Ok ok...so I've decided to ditch the pseudo-alphabetical tip I was on and get down to serious business!! Couldn't think of anything for 'E' anyway (nothin' legal that is). Right. So Winchester. I'd been hankering to visit this delightful southern city for a few years now but Brighton, Brussels or Barcelona always seemed far more exotic destinations than boring old Winchester with its poncey cathedral, identikit high street and awful fat chavs. How wrong I was!!
The town boasts The original Public School in the 'posh twat' tradition - Winchester College. Less famous than Harrow or Eton, retaining the likes of journalist Martin Bashir amongst its famed alumni, the school reflects Winchester's status as the ancient capital of England with its long-held traditions.

Even more exciting was the unexpected presence of King Arthur's fabled 'knights at the round table' table...as in the actual table...or at least a touristically acceptable version of said table - who could tell, there was a distinct lack of information about the place as to why the table was hoisted up against the wall...anyway, very cool it was.
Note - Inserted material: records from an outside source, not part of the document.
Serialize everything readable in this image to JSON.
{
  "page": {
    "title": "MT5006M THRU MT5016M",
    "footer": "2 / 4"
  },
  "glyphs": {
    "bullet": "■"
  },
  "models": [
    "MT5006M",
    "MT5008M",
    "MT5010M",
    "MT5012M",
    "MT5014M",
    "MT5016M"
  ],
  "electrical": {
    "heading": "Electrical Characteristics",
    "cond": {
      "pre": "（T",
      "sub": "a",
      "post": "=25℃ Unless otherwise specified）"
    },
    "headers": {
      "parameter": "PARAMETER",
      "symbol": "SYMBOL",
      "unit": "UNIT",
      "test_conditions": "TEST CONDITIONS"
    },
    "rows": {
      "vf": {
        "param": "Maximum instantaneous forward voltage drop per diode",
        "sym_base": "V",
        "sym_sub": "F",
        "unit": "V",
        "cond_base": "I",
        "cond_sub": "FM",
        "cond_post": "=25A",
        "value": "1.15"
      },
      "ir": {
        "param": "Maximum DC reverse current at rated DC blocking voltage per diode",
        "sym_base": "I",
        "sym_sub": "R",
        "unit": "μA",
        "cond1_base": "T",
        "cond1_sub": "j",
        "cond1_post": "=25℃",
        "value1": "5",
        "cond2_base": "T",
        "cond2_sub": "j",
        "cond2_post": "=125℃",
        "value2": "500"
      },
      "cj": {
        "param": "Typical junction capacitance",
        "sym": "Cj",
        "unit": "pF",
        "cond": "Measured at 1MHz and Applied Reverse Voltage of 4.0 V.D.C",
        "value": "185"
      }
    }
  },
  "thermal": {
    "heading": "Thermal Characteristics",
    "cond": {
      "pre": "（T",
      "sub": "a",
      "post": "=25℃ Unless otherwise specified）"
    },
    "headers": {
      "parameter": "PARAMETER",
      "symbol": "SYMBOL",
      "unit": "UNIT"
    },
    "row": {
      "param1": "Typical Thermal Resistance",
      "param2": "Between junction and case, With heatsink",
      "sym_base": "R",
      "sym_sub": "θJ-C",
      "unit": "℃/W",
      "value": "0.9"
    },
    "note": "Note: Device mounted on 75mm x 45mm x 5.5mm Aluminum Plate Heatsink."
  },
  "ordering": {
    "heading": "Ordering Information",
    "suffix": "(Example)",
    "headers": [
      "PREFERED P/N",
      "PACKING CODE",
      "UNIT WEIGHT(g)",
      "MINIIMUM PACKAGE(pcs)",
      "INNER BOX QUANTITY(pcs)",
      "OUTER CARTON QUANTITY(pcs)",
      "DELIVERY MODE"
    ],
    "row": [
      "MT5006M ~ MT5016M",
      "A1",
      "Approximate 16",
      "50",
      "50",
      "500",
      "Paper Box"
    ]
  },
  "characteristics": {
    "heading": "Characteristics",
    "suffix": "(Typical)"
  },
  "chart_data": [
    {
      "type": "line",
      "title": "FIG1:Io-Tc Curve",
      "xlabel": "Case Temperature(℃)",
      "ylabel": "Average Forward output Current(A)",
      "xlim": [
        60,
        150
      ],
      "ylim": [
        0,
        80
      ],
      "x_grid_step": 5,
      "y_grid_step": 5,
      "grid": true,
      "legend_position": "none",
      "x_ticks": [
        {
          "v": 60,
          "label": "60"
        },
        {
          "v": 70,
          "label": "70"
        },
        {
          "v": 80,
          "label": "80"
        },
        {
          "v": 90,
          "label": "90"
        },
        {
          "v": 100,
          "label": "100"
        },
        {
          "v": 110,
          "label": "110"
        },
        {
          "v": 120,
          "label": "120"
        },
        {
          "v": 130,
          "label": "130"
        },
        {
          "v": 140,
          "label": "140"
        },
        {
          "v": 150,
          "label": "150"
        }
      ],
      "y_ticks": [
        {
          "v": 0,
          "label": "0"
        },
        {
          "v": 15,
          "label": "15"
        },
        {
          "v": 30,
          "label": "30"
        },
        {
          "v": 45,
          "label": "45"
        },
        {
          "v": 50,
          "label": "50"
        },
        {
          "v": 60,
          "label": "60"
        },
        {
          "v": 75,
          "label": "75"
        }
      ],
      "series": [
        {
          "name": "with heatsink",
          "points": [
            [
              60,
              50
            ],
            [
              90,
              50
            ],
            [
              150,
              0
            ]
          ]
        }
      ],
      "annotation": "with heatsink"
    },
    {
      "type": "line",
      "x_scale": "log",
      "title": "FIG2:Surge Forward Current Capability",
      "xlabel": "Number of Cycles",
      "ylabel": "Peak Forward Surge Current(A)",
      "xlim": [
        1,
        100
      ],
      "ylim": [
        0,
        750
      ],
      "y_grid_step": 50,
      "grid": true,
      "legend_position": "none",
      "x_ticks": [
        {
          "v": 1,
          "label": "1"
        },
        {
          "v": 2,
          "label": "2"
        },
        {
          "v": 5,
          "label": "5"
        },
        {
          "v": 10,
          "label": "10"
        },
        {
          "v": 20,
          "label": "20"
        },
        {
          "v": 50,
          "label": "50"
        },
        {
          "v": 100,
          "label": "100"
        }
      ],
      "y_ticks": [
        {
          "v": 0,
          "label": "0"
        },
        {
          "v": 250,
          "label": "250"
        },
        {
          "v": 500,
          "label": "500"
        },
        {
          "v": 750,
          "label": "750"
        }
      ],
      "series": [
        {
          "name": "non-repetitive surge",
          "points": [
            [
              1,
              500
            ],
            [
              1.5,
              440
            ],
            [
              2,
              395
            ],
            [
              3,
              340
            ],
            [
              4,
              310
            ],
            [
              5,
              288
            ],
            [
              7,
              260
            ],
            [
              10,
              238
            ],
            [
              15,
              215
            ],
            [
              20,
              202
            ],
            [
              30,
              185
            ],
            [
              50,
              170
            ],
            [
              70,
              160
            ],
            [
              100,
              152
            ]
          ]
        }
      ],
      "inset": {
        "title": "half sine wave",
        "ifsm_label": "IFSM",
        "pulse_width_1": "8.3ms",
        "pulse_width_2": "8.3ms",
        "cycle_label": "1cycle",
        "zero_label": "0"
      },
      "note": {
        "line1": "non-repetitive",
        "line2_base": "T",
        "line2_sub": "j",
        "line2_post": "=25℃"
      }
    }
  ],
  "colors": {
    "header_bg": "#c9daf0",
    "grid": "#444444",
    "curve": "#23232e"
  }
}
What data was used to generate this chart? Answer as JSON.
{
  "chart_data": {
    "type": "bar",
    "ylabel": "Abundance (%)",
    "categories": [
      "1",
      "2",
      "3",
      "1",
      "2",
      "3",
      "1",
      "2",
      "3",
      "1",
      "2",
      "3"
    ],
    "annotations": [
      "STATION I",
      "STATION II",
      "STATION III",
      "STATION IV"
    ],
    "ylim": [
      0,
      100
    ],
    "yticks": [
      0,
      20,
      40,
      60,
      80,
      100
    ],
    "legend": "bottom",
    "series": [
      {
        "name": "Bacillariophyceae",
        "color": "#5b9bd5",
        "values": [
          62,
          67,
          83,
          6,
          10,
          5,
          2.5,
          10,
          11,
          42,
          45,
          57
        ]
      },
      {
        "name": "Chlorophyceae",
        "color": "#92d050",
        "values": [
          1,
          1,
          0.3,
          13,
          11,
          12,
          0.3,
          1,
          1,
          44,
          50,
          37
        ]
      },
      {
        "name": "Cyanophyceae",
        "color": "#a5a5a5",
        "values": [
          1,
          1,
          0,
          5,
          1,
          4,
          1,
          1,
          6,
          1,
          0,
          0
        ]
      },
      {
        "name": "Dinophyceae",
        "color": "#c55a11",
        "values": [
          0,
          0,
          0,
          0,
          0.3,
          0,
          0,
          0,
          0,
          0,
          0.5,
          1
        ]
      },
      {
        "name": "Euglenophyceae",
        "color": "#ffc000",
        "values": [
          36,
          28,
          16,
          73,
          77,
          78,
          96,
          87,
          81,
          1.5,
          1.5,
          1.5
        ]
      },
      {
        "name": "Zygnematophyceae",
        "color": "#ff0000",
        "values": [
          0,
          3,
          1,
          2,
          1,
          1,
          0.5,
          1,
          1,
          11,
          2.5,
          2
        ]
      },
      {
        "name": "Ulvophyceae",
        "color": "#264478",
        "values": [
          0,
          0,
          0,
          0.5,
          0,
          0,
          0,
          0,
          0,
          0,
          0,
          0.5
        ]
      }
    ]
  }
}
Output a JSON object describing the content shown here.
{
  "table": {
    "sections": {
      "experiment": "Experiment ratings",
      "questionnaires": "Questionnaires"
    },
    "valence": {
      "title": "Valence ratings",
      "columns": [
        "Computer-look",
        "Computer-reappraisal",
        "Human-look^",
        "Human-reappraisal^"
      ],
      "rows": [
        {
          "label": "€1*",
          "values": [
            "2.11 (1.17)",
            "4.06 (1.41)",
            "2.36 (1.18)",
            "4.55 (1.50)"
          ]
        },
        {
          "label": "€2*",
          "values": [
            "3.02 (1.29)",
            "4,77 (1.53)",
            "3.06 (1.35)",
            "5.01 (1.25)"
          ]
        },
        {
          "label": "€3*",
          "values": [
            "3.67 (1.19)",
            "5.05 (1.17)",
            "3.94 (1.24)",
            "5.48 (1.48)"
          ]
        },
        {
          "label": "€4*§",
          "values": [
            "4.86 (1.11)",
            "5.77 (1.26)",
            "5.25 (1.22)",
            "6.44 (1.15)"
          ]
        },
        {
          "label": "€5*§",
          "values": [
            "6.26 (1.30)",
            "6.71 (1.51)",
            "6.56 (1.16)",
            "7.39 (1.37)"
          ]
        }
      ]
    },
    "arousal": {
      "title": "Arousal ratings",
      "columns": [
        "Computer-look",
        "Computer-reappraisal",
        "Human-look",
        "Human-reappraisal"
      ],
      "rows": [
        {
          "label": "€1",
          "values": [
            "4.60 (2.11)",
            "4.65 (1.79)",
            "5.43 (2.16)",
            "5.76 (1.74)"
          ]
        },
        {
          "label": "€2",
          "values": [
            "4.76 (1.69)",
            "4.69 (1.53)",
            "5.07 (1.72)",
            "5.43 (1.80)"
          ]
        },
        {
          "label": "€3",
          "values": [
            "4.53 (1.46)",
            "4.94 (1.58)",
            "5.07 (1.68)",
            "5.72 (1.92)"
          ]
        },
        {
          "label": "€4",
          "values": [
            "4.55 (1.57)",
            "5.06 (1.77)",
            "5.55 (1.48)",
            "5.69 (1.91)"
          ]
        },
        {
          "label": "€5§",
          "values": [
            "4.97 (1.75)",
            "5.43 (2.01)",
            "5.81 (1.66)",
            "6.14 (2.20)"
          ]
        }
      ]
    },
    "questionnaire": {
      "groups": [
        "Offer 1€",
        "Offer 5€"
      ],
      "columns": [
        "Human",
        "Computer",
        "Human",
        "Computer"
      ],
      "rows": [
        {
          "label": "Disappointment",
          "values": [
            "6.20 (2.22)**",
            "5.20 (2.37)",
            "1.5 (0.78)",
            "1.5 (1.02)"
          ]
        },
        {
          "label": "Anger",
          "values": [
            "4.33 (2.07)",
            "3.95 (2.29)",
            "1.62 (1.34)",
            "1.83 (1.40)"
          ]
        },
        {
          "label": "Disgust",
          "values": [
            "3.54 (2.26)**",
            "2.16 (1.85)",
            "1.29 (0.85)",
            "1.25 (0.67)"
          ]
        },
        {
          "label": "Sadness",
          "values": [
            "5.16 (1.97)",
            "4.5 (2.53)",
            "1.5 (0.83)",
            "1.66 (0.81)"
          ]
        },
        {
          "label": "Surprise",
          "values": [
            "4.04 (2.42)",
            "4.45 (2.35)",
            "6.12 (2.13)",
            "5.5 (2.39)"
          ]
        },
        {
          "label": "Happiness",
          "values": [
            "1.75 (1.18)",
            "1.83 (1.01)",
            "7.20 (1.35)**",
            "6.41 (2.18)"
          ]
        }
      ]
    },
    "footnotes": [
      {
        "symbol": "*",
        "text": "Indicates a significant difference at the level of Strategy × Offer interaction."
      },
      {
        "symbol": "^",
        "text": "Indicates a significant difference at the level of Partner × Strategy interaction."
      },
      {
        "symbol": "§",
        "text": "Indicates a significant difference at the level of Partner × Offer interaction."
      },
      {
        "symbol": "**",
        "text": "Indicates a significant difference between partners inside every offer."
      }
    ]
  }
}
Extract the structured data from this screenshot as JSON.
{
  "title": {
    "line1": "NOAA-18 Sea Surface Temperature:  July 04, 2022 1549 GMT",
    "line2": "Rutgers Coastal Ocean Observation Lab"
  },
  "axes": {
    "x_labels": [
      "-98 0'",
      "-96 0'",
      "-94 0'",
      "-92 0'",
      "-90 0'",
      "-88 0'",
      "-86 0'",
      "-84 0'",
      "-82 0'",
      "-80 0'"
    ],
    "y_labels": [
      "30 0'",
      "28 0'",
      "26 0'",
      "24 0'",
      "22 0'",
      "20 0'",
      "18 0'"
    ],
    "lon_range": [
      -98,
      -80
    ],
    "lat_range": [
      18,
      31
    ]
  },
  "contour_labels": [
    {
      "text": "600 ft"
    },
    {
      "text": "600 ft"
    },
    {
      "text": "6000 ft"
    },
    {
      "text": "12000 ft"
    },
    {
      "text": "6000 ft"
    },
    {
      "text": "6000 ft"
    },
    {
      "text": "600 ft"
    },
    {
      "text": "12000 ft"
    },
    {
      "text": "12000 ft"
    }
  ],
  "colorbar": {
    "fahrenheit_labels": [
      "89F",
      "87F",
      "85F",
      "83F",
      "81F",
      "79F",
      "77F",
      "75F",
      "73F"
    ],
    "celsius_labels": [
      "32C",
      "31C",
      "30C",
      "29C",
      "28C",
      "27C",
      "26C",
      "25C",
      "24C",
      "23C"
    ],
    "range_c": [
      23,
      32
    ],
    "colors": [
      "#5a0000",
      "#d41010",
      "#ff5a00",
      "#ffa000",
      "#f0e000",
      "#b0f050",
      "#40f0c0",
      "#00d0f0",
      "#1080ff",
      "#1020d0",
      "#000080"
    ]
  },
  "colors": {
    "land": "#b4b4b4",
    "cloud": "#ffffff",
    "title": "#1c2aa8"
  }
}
Pretty Winchester also featured an historic working mill generating a picturesque bubbling stream through the town. The ancient roman high street contained a range of quaint architectural styles towering above foreboding dark narrow passages. The use of flint within many of the town buildings gives Winchester a distinct architectural flavour I have yet to see employed anywhere else in the UK (though it must be...surely!) The Masonic centre pictured right provides a great example of this beautiful style.
Go to Winchester! Apparently they have a cathedral there. But no rifles.